So far, 2023 has not been a great year for large-cap UK shares. Indeed, the elite FTSE 100 index is up less than 0.5% since 30 December 2022. And over one year, the Footsie is up 2.8% (all returns exclude cash dividends).
The FTSE 100 is a flop
What’s more, the UK’s main market index has been a disappointment over five years, gaining just 0.7%. In contrast, the US S&P 500 has risen by 55.6% over the same period.
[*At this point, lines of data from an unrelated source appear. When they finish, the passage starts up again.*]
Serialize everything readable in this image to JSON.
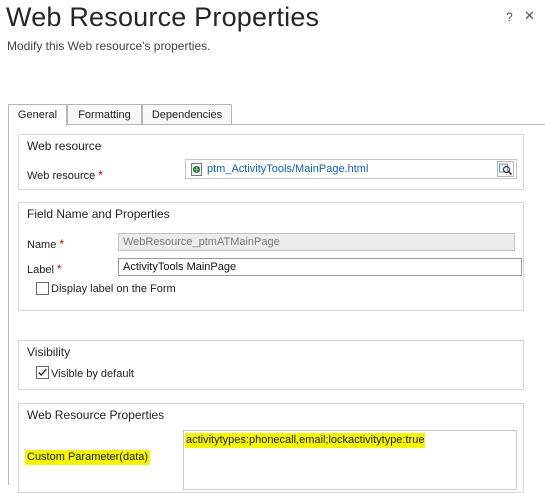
{
  "dialog": {
    "title": "Web Resource Properties",
    "subtitle": "Modify this Web resource's properties.",
    "help_label": "?",
    "close_label": "✕"
  },
  "tabs": [
    {
      "label": "General",
      "active": true
    },
    {
      "label": "Formatting",
      "active": false
    },
    {
      "label": "Dependencies",
      "active": false
    }
  ],
  "web_resource_section": {
    "title": "Web resource",
    "label": "Web resource",
    "required_mark": "*",
    "value": "ptm_ActivityTools/MainPage.html",
    "icon": "web-page-icon",
    "lookup_icon": "lookup-search-icon"
  },
  "field_section": {
    "title": "Field Name and Properties",
    "name_label": "Name",
    "name_value": "WebResource_ptmATMainPage",
    "label_label": "Label",
    "label_value": "ActivityTools MainPage",
    "required_mark": "*",
    "display_label_checkbox": {
      "label": "Display label on the Form",
      "checked": false
    }
  },
  "visibility_section": {
    "title": "Visibility",
    "visible_checkbox": {
      "label": "Visible by default",
      "checked": true
    }
  },
  "properties_section": {
    "title": "Web Resource Properties",
    "custom_param_label": "Custom Parameter(data)",
    "custom_param_value": "activitytypes:phonecall,email;lockactivitytype:true",
    "highlight_color": "#f6f600"
  },
  "colors": {
    "link": "#1160b7",
    "required": "#d00000",
    "border": "#b5b5b5"
  }
}
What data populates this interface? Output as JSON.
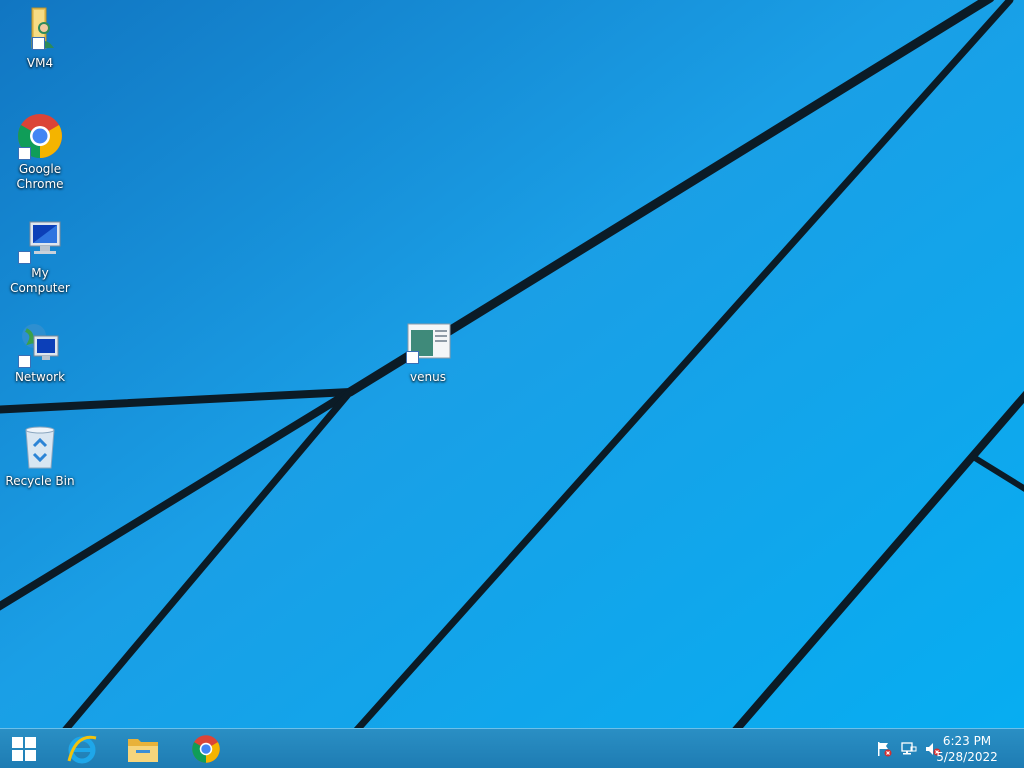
{
  "desktop": {
    "icons": [
      {
        "label": "VM4",
        "icon": "user-folder-icon"
      },
      {
        "label": "Google Chrome",
        "icon": "chrome-icon"
      },
      {
        "label": "My Computer",
        "icon": "computer-icon"
      },
      {
        "label": "Network",
        "icon": "network-icon"
      },
      {
        "label": "Recycle Bin",
        "icon": "recycle-bin-icon"
      },
      {
        "label": "venus",
        "icon": "remote-desktop-icon"
      }
    ]
  },
  "taskbar": {
    "pinned": [
      {
        "name": "start",
        "icon": "windows-logo-icon"
      },
      {
        "name": "internet-explorer",
        "icon": "internet-explorer-icon"
      },
      {
        "name": "file-explorer",
        "icon": "file-explorer-icon"
      },
      {
        "name": "chrome",
        "icon": "chrome-icon"
      }
    ],
    "tray": {
      "icons": [
        "action-center-flag-icon",
        "network-status-icon",
        "volume-muted-icon"
      ],
      "time": "6:23 PM",
      "date": "5/28/2022"
    }
  },
  "colors": {
    "wallpaper": "#12a6ee",
    "stripes": "#0b1b26",
    "taskbar": "#1e7cb3"
  }
}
In short, owning shares in large UK-listed businesses has mostly been a thankless task since 2018 (and before).
However, after lagging other major stock markets, the FTSE 100 looks cheap as chips to me these days. It trades on a lowly 10.8 times earnings, delivering an earnings yield of 9.3%. Also, its dividend yield of around 4.1% a year is covered almost 2.3 times by earnings. To me, these are strong signals to buy British.
My worst FTSE 100 share
Then again, I also thought UK stocks looked too cheap last year, so my wife and I went on an extended shopping spree for FTSE 350 shares. When it was done, we owned 15 new FTSE 100 stocks and five new FTSE 250 holdings.
While we’re largely happy with our new shares, I have made a couple of howlers. To be honest, that’s almost to be expected, given that I picked 20 new stocks. Nevertheless, here is the dirtiest dog from my FTSE 100 bargain hunt.
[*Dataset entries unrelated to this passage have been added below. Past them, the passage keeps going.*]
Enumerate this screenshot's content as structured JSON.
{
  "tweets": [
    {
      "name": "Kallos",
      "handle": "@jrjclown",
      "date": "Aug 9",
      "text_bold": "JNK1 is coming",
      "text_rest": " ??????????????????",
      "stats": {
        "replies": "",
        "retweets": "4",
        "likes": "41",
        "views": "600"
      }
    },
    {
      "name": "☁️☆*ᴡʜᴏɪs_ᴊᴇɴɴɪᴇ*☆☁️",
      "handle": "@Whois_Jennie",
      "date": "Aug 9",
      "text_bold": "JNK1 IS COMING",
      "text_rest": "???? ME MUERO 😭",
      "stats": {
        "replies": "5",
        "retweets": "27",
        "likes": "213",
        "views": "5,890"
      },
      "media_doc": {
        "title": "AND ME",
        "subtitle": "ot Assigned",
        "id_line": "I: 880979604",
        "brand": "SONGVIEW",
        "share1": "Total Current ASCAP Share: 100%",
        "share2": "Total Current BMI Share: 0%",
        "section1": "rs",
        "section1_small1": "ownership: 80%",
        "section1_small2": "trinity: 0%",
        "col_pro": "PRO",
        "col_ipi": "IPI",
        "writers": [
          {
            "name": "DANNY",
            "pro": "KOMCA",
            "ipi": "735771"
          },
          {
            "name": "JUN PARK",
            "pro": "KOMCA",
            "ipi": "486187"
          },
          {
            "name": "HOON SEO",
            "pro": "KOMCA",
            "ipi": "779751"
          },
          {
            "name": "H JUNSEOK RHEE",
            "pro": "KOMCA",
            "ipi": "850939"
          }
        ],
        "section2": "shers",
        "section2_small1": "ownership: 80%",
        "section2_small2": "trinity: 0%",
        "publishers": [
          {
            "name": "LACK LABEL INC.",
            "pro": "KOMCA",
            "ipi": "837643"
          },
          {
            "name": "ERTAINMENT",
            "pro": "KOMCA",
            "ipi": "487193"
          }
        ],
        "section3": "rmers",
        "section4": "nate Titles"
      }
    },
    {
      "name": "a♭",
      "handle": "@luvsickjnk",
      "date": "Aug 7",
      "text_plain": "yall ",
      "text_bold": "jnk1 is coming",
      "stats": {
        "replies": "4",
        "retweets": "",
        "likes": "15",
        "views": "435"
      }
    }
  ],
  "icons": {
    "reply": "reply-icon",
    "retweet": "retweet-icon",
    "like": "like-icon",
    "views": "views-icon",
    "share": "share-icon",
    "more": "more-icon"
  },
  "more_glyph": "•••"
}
My FTSE failure: Persimmon
The shares of housebuilder Persimmon (LSE: PSN) were my worst stock pick of 2022/23. In late July of last year, we paid an all-in price of 1,856p a share for our stake in the York-based property company. We did so after the share price had already fallen £10 from its end-2021 close of 2,856p.
Unfortunately, Persimmon stock had much, much further to fall. It finally bottomed out at its 2023 low of 953p on 7 July. At that point, we were nursing a paper loss of almost half (-48.7%). Ouch.
As I write, the share price has recovered to 1,071p, valuing this group at £3.4bn. This collapse in its market value led to Persimmon being expelled from the FTSE 100 in the latest quarterly review on 30 August. Then again, the stock is up 8.8% from last week’s lows, so perhaps this is a turning point?
Given the state of the UK property market right now, I wouldn’t buy housebuilder stocks shares. Elevated inflation, sky-high energy bills, and rising interest rates are hammering house prices. Also, sales are nearing 11-year lows and mortgage approvals fell by a tenth from June to July.
With more pain to come for housebuilders, I wouldn’t buy this particular stock today. That’s largely because Persimmon slashed its dividend by 70% in anticipation of lower profits and margins.
That said, will we sell not our stake, because I have no idea when the next housing recovery will arrive. And with the share price trading at similar levels to March 2013, Persimmon could be a recovery play for patient investors. So that’s why I haven’t ditched my #1 dog from the FTSE 100!